According to David Furlonger, vice president and Gartner Fellow, "As the move toward digital business gathers momentum, we can already see the emergence of the next phase — autonomous business.” But the problem, Furlonger says, is that these concepts rely on 20th century economic models. Gartner anticipates that beyond autonomous business lies an era of more radical technology-enabled transformation that will eventually have an impact equivalent to that of the Internet. What’s envisaged is a natively "smart" economic system that supports and/or manages the production and consumption of goods and services, enabling diverse scenarios of exchange of value — both monetary and non-monetary.

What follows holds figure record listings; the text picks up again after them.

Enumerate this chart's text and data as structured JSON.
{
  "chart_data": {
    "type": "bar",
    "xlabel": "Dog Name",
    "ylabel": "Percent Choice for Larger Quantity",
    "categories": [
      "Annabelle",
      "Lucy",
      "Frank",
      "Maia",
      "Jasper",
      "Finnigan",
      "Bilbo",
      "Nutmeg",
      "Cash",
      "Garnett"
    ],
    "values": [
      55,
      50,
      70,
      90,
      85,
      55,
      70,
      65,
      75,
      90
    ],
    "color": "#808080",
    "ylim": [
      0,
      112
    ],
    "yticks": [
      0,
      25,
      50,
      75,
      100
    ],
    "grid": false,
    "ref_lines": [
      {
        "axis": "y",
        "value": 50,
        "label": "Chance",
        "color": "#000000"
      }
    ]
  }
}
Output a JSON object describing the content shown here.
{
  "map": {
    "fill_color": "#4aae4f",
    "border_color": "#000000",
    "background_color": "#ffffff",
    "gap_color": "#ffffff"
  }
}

"In the Internet of Things, 'things' are becoming smarter, more connected and more relied upon to augment everyone's life. However, there is a critical missing component to the IoT, and that is monetization," says Furlonger. "Success or failure with IoT will only be achieved via the development of a new economic platform and monetary operating model. Monetized 'things' will therefore redefine the economy."
The programmable economy, enabled by metacoin platforms and smart technologies, will support new forms of value exchange, new kinds of markets (including dynamically defined on-demand markets), and new kinds of economies such as the attention economy, the reputation economy, the on-demand economy and the resource optimization economy.
It’s a scenario that has huge implications for just about everything and clearly needs lots of thought and consideration in the run-up. At the moment, as an industry we tend to brood myopically over IoT radio standards, business models, home automation, gadgets and big data collection. In the words of Chief Brody in the film Jaws, “We're Gonna Need a Bigger Boat”.